I don’t think I ever fall asleep the night before a trip. I just lay there in bed, mind fixated on what will go down tomorrow. It’s dead silent in the room but I would never know it. My mind doesn’t sit still long enough to check. I’m constantly thinking about tomorrow, past trips, and future ones.
I’m not sure my eyes ever close but it’s usually dark enough in the room to fool the rest of my body into thinking I’m asleep. In reality I don’t think I’m any where near it. That little bit of “sleep” is usually enough to keep me going.
Setting an alarm is pointless but I do it anyways. I’ve never had to rely on it. I use it more as a reminder for the pretty lady sleeping next to me that I’m heading out.
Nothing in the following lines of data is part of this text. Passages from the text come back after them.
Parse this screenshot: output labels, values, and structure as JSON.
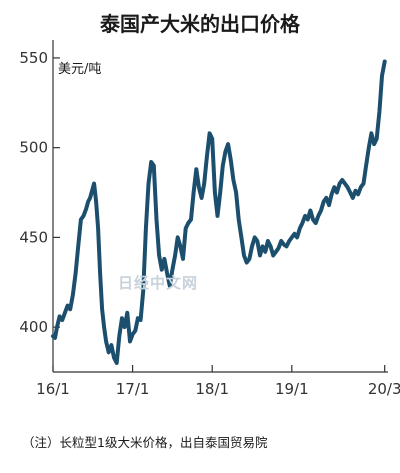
{
  "title": "泰国产大米的出口价格",
  "unit_label": "美元/吨",
  "footnote": "（注）长粒型1级大米价格，出自泰国贸易院",
  "watermark": "日经中文网",
  "line_color": "#1c4f6e",
  "chart_data": {
    "type": "line",
    "title": "泰国产大米的出口价格",
    "ylabel": "美元/吨",
    "xlabel": "",
    "ylim": [
      375,
      560
    ],
    "yticks": [
      400,
      450,
      500,
      550
    ],
    "xlim": [
      0,
      50.5
    ],
    "xticks": [
      {
        "label": "16/1",
        "x": 0
      },
      {
        "label": "17/1",
        "x": 12
      },
      {
        "label": "18/1",
        "x": 24
      },
      {
        "label": "19/1",
        "x": 36
      },
      {
        "label": "20/3",
        "x": 50
      }
    ],
    "grid": false,
    "series": [
      {
        "name": "",
        "x": [
          0,
          0.3,
          0.6,
          1.0,
          1.4,
          1.8,
          2.2,
          2.6,
          3.0,
          3.4,
          3.8,
          4.2,
          4.6,
          5.0,
          5.3,
          5.6,
          5.9,
          6.2,
          6.5,
          6.8,
          7.1,
          7.4,
          7.7,
          8.0,
          8.4,
          8.8,
          9.2,
          9.6,
          10.0,
          10.4,
          10.8,
          11.2,
          11.6,
          12.0,
          12.4,
          12.8,
          13.2,
          13.6,
          14.0,
          14.4,
          14.8,
          15.2,
          15.6,
          16.0,
          16.4,
          16.8,
          17.2,
          17.6,
          18.0,
          18.4,
          18.8,
          19.2,
          19.6,
          20.0,
          20.4,
          20.8,
          21.2,
          21.6,
          22.0,
          22.4,
          22.8,
          23.2,
          23.6,
          24.0,
          24.4,
          24.8,
          25.2,
          25.6,
          26.0,
          26.4,
          26.8,
          27.2,
          27.6,
          28.0,
          28.4,
          28.8,
          29.2,
          29.6,
          30.0,
          30.4,
          30.8,
          31.2,
          31.6,
          32.0,
          32.4,
          32.8,
          33.2,
          33.6,
          34.0,
          34.4,
          34.8,
          35.2,
          35.6,
          36.0,
          36.4,
          36.8,
          37.2,
          37.6,
          38.0,
          38.4,
          38.8,
          39.2,
          39.6,
          40.0,
          40.4,
          40.8,
          41.2,
          41.6,
          42.0,
          42.4,
          42.8,
          43.2,
          43.6,
          44.0,
          44.4,
          44.8,
          45.2,
          45.6,
          46.0,
          46.4,
          46.8,
          47.2,
          47.6,
          48.0,
          48.4,
          48.8,
          49.2,
          49.6,
          50.0
        ],
        "values": [
          395,
          394,
          400,
          406,
          404,
          408,
          412,
          410,
          418,
          430,
          445,
          460,
          462,
          466,
          470,
          472,
          476,
          480,
          470,
          455,
          430,
          410,
          400,
          392,
          386,
          390,
          383,
          380,
          395,
          405,
          400,
          408,
          392,
          396,
          398,
          405,
          404,
          420,
          455,
          480,
          492,
          490,
          460,
          440,
          432,
          438,
          430,
          423,
          432,
          440,
          450,
          445,
          438,
          455,
          458,
          460,
          475,
          488,
          478,
          472,
          480,
          495,
          508,
          505,
          475,
          462,
          475,
          490,
          498,
          502,
          493,
          482,
          475,
          460,
          450,
          440,
          436,
          438,
          445,
          450,
          448,
          440,
          445,
          442,
          448,
          445,
          440,
          442,
          444,
          448,
          446,
          445,
          448,
          450,
          452,
          450,
          455,
          458,
          462,
          460,
          465,
          460,
          458,
          462,
          465,
          470,
          472,
          468,
          474,
          478,
          475,
          480,
          482,
          480,
          478,
          475,
          472,
          476,
          474,
          478,
          480,
          490,
          500,
          508,
          502,
          505,
          520,
          540,
          548
        ]
      }
    ]
  }
}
I move through the house in silence…no lights. My eyes never really shut, their already accustomed to the dark. On my way out the door I grab my gear left near the front door. I crack it slowly. Slide out. Quietly shut it behind me.
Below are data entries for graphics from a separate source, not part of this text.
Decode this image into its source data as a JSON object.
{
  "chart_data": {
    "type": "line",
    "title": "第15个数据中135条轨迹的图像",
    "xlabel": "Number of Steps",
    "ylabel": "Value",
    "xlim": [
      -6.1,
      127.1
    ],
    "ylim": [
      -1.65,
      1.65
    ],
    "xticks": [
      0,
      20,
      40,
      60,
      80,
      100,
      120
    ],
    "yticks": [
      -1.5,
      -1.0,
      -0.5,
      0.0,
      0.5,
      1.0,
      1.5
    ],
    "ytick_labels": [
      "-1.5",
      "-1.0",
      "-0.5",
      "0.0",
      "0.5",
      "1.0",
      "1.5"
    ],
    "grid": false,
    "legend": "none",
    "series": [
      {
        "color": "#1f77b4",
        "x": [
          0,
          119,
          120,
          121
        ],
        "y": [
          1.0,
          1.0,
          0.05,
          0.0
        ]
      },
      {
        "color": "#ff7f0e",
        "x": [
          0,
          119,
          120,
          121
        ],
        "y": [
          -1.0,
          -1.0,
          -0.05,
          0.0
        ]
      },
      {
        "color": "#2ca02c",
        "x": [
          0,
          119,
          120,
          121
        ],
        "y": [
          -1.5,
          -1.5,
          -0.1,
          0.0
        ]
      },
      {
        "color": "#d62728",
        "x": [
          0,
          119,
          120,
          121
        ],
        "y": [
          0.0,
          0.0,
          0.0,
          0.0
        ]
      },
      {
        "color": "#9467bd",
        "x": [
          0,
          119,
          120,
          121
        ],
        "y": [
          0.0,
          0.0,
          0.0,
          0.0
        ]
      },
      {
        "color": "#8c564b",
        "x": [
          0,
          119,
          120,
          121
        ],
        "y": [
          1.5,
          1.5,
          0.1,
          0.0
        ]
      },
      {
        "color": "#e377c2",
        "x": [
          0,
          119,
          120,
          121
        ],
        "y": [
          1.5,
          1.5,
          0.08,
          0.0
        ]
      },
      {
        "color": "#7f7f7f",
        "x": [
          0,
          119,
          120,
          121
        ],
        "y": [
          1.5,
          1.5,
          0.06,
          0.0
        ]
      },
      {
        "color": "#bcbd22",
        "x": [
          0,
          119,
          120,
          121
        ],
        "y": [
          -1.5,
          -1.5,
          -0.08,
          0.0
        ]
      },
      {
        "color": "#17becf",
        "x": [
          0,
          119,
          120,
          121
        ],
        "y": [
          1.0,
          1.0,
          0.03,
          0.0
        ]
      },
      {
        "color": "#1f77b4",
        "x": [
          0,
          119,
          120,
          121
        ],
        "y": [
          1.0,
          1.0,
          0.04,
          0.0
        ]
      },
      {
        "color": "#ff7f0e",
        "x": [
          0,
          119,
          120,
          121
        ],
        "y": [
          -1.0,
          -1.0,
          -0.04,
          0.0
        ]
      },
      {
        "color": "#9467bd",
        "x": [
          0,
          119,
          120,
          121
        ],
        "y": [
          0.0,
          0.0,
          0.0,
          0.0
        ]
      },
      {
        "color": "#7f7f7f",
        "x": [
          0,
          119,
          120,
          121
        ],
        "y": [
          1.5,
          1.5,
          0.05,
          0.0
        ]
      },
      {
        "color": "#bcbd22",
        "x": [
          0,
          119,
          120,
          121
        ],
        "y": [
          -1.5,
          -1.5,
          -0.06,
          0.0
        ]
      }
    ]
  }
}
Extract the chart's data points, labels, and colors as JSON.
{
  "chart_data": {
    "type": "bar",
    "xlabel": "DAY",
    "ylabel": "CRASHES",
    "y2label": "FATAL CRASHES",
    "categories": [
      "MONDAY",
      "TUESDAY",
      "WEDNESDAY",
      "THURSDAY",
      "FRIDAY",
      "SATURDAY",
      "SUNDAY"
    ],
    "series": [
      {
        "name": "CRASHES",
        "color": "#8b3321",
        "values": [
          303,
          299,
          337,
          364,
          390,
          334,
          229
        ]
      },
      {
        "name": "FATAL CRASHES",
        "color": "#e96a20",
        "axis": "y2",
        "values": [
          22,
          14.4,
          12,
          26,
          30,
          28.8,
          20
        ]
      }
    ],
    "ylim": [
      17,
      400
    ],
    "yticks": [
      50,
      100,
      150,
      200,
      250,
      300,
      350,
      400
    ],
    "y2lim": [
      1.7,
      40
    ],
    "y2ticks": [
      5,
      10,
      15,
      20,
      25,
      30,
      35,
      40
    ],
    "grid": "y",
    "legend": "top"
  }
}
It’s always dark outside when I climb into my truck in the morning. Sitting there on the driver side the radio is playing in the background as the truck warms up. I’m usually waiting for the rest of the crew to show up. Up until this point I haven’t thought about much. Too busy trying to get to this point that everything else was a blur from the moment I rolled out of bed. Now my mind is thinking again…playing out the day to come. It has form but nothing really substantial. That’s what the trip is for – to put the substantial into memory to draw from later when you need it most.
Approaching headlights mark the crew’s arrival. We don’t say much. I know what stage they’re in. I just went through it a few moments ago. Not until we’ve pulled away and firmly headed down the highway do we pick up conversation. The rutts in the road are deep…the truck is really on autopilot. I’m just giving it gas.
The cab of the truck is filled with the smell of freshly brewed coffee and trips past. The conversation is more like a highlight reel…the best of trips long gone but never forgotten. Usually at some point I’m less focused on the road and more focused on what is being passed to me. A fly box filled with new shit the crew tied the days before the trip. All neatly arranged and carrying the promise of being “the fly”.
Everything outside of the truck has been whizzing by for the past couple of hours. Things change quickly once we get to a certain point. We’re not quite there yet but we’re close. Conversations stop and we’re all staring beyond the headlights. What triggers it depends on where we’re headed. It may be a bend in the road, a highway sign, the silhouette of a tree, a dirt road…something.
It’s silent. You can’t really hear anything because you’re focusing all your energy to the only sense important right now – sight. Anticipating. Then the truck stops.